Don’t underestimate the disrupters

Open innovation is about harnessing the power of many ideas from disparate minds

The late business consultant and Harvard professor, Clayton Christensen, author of The Innovator’s Dilemma, noted that smart business management and innovation are often in opposition to one another:

Smart companies fail because they do everything right. They cater to high-profit-margin customers and ignore the low end of the market, where disruptive innovations emerge from.

When we think of innovation on a large scale, property rights and patents are usually included in the discussion. “Open innovation” is different. The Electronic Frontier Foundation has this to say about open innovation:

Open innovation belies the idea that monopoly-based markets guide the best research decisions. Of course, research requires resources and skilled scientists. But a monopoly on the insights and innovations that research produces is far from the only way or the best way to encourage work that will improve—and even save—lives.

Open innovation is about harnessing the power of many ideas from disparate minds. It suggests that no organization can innovate effectively entirely on its own—there are too many variables, too much distributed knowledge, and too few resources to fully develop every idea.

I was reminded of the power of open innovation, and how disruptive innovation emerges from outliers, when I read about Quinn Callander in our Civil Squared newsletter this week.

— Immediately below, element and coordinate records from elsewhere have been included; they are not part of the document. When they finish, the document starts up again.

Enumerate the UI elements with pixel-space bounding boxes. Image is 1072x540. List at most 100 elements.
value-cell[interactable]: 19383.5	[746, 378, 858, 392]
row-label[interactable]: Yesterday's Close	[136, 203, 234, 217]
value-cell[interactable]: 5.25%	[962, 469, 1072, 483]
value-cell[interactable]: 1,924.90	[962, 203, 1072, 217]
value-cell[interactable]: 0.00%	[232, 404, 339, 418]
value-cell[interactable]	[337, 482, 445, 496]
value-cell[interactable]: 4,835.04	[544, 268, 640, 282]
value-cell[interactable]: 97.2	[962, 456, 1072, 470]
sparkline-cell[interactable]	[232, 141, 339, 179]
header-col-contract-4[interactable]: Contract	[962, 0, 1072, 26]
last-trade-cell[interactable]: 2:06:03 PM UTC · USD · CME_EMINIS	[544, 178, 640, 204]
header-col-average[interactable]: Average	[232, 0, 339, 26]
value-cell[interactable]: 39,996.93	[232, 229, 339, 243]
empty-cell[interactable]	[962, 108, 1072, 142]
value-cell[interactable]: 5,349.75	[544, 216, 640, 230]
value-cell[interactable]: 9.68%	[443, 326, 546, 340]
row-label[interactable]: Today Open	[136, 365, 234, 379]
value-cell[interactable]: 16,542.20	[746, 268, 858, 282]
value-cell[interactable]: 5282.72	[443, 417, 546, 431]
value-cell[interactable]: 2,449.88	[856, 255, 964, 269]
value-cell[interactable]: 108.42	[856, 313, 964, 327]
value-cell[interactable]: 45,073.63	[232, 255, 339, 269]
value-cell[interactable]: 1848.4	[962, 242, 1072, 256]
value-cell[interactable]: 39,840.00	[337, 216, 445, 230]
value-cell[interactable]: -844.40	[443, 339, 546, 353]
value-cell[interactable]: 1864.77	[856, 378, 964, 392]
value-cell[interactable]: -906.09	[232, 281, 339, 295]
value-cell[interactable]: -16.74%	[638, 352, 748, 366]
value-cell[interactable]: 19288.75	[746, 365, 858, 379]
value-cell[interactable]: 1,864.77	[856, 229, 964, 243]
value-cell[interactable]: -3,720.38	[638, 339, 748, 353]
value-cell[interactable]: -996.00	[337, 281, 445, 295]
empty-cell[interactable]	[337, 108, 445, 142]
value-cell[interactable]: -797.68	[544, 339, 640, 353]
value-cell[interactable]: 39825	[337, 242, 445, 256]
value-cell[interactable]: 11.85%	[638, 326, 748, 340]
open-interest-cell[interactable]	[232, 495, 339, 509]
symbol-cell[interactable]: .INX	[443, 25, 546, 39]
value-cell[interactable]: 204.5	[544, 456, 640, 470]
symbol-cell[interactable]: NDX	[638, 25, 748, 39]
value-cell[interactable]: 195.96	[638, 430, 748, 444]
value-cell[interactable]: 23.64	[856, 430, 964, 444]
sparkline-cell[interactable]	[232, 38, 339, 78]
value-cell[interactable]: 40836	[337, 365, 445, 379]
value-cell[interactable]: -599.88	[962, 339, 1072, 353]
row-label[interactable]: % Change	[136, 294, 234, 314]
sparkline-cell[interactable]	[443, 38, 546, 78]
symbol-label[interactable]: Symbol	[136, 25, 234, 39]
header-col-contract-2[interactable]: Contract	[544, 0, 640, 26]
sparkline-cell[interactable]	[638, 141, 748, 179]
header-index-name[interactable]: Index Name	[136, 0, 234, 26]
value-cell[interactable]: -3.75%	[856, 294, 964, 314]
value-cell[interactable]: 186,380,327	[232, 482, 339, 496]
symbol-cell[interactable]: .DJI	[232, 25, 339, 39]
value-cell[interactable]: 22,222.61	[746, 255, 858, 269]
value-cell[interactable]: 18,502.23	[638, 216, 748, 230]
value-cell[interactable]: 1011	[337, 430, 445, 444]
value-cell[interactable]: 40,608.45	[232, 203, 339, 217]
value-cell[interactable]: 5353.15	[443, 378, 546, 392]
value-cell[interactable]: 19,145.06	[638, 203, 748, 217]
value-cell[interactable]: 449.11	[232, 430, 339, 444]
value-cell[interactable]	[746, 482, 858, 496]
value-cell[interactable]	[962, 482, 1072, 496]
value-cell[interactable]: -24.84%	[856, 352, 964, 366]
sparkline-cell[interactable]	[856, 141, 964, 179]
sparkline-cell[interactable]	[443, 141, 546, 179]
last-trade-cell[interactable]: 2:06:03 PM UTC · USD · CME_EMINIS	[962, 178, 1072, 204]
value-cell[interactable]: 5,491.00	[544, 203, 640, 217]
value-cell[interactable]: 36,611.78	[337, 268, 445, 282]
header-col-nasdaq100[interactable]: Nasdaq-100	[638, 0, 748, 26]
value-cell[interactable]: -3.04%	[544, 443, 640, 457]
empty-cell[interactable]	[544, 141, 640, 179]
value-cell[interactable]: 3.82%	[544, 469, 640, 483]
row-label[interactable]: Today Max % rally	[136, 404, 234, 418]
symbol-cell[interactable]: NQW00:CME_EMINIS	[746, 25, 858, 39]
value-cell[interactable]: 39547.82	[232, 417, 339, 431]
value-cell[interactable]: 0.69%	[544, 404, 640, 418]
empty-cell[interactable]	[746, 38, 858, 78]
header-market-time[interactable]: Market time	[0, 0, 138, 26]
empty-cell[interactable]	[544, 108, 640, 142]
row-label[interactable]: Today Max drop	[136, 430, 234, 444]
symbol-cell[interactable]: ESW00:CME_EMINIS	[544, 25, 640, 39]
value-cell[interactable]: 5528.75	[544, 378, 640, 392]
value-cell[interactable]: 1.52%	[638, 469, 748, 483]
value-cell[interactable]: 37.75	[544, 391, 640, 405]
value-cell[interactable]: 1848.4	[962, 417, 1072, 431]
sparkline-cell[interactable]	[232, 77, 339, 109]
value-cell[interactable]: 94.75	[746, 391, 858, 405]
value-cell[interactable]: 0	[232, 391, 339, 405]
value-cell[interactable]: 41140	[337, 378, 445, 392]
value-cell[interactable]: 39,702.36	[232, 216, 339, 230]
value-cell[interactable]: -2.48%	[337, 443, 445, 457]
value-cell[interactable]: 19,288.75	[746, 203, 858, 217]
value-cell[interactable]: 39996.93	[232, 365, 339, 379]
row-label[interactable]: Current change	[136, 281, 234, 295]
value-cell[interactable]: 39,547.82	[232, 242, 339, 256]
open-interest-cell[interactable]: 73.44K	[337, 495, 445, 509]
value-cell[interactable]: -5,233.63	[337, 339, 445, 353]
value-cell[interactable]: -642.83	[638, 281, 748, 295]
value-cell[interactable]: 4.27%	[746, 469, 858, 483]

Quinn, a 12 year old Canadian Scout, recently showed the power of open innovation on a small scale by adapting a design he found on the open-source 3D printing community, Thingiverse. Quinn created a 3D printable plastic strap that allows medical workers to wear facemasks longer and more comfortably. Quinn then made his improved design available for anyone. Now, people all over the world are downloading and printing Quinn’s “Ear Savers” mask strap for their local healthcare workers.

“Ear Savers” and their counterparts make healthcare workers’ days wearing personal protective equipment a little more comfortable. This minor change in existing equipment didn’t come from the N95 mask companies, the FDA, or the CDC. Instead, it was the bright idea of one kid who saw a way to make a few lives better through the power of open, disruptive innovation.

During the COVID-19 crisis, we’ve seen many occasions where removing barriers to entry has sparked innovation and improved responsiveness. It’s a good reminder that improvements in our lives regularly come not from centralized planning and committees, but from millions of tiny but brilliant “ah-ha” moments repeated time and time again by individuals who see an opportunity to make life a little better.